On leur reproche d’obstruer les caniveaux avec leurs feuilles mortes, de faire de l’ombre aux étages inférieurs des immeubles, de nuire aux lignes électriques, d’emplir l’air de pollen allergène, d’héberger une faune nuisible, de soulever les trottoirs, de percer les murs avec leurs racines, d’endommager les toitures avec leurs branches mortes, et, pire que tout, de tomber sur les piétons et les voitures à la moindre rafale.
Dans le même temps, on les plante trop près des façades, on les soumet à des tailles extraordinairement brutales, on les contraint à se suffire de pauvres sols de gravats encombrés de canalisations, d’anciennes fondations et de câbles souterrains, on les prive d’eau en les entourant d’une couche d’asphalte imperméable, on les asperge de sel en hiver et on les environne en permanence, eux qui ne peuvent pas s’enfuir, de gaz d’échappement toxiques.
Les arbres des villes souffrent de quantités de blessures : plaies à la base du tronc (choc engins de chantier reculant dans un arbre, pare-buffles des véhicules lourds, …) qui favorisent la pénétration de bactéries qui affaiblissent ses mécanismes de défense et finissent par les tuer ; blessures racinaires qui ne leur laissent pratiquement aucune chance d’échapper à l’infection.
Sans oublier d’ajouter que des arbres sont régulièrement abattus pour réaliser des projets d’urbanisme (construction de logements, élargissement de rues, création de pistes cyclables ou de parkings, …), ou simplement parce que prétendument « malades ». (7) (8)
On peut donc avoir le sentiment que les arbres dérangent ceux qui se sont mis en tête de transformer la ville et qu’ils ne sont pas soignés comme ils le devraient. Beaucoup ignorent ce dont ils ont besoin et profitent de leur silence qui les empêche de protester…

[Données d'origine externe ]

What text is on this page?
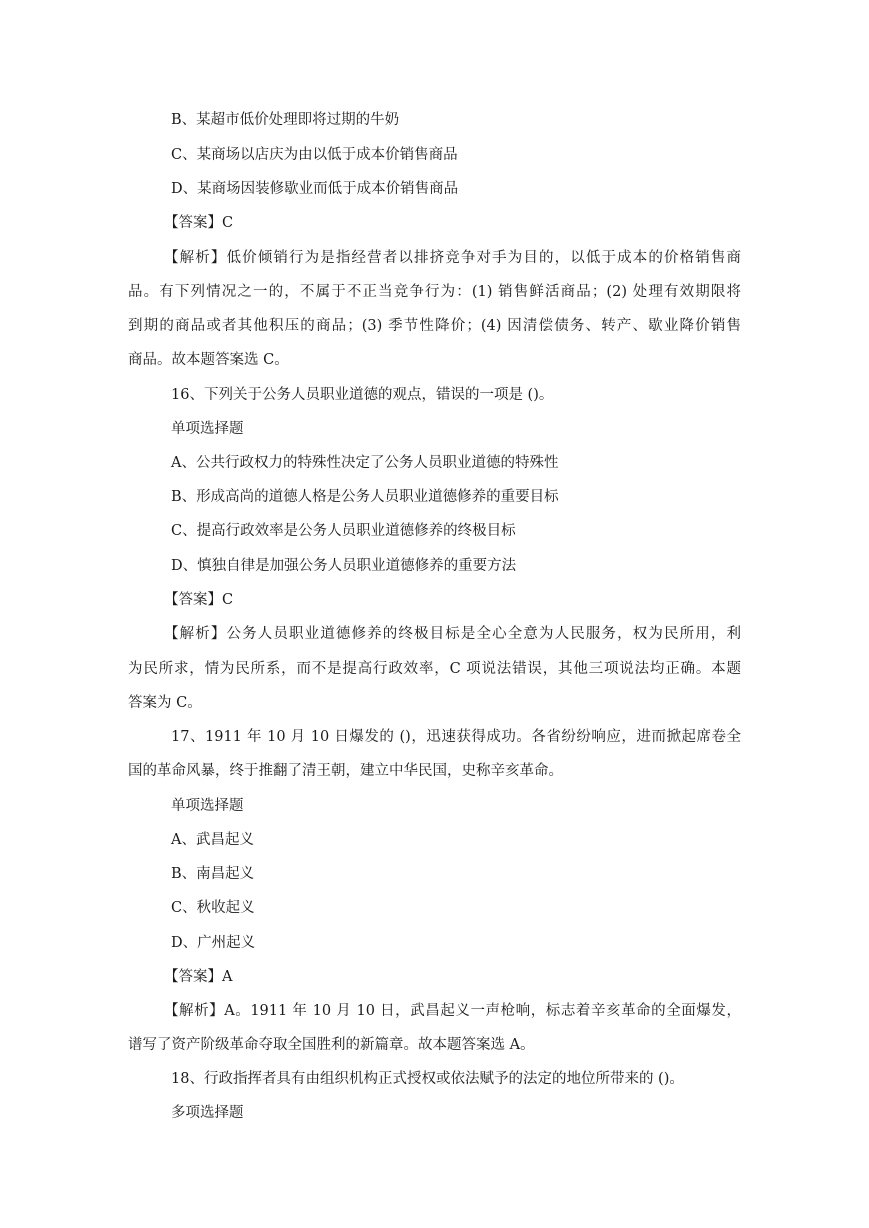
B、某超市低价处理即将过期的牛奶

C、某商场以店庆为由以低于成本价销售商品

D、某商场因装修歇业而低于成本价销售商品

【答案】C

【解析】低价倾销行为是指经营者以排挤竞争对手为目的，以低于成本的价格销售商

品。有下列情况之一的，不属于不正当竞争行为：(1) 销售鲜活商品；(2) 处理有效期限将

到期的商品或者其他积压的商品；(3) 季节性降价；(4) 因清偿债务、转产、歇业降价销售

商品。故本题答案选 C。

16、下列关于公务人员职业道德的观点，错误的一项是 ()。

单项选择题

A、公共行政权力的特殊性决定了公务人员职业道德的特殊性

B、形成高尚的道德人格是公务人员职业道德修养的重要目标

C、提高行政效率是公务人员职业道德修养的终极目标

D、慎独自律是加强公务人员职业道德修养的重要方法

【答案】C

【解析】公务人员职业道德修养的终极目标是全心全意为人民服务，权为民所用，利

为民所求，情为民所系，而不是提高行政效率，C 项说法错误，其他三项说法均正确。本题

答案为 C。

17、1911 年 10 月 10 日爆发的 ()，迅速获得成功。各省纷纷响应，进而掀起席卷全

国的革命风暴，终于推翻了清王朝，建立中华民国，史称辛亥革命。

单项选择题

A、武昌起义

B、南昌起义

C、秋收起义

D、广州起义

【答案】A

【解析】A。1911 年 10 月 10 日，武昌起义一声枪响，标志着辛亥革命的全面爆发，

谱写了资产阶级革命夺取全国胜利的新篇章。故本题答案选 A。

18、行政指挥者具有由组织机构正式授权或依法赋予的法定的地位所带来的 ()。

多项选择题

… mais sa présence y est indispensable, et le sera de plus en plus (réchauffement climatique).
(Louveciennes - Place de l'église - Photo ER)
En ville, les bienfaits prodigués par les arbres sont nombreux :
• climatiseur naturel : ombrage, capacité d’évapotranspiration, baisse de la température. Grâce à leur ombre, ils rafraichissent l’ambiance estivale de nos cités. Par évaporation et transpiration, un arbre augmente l’humidité de l’air et en diminue la température. C’est un excellent climatiseur en période de canicule.
• régulateur des eaux pluviales et réducteur des risques d’inondation. Les arbres contribuent à limiter l’érosion et réduisent les risques d’inondation. Les racines de l’arbre favorisent le drainage des sols, retiennent les terres et consomment l’eau en excès dans la terre.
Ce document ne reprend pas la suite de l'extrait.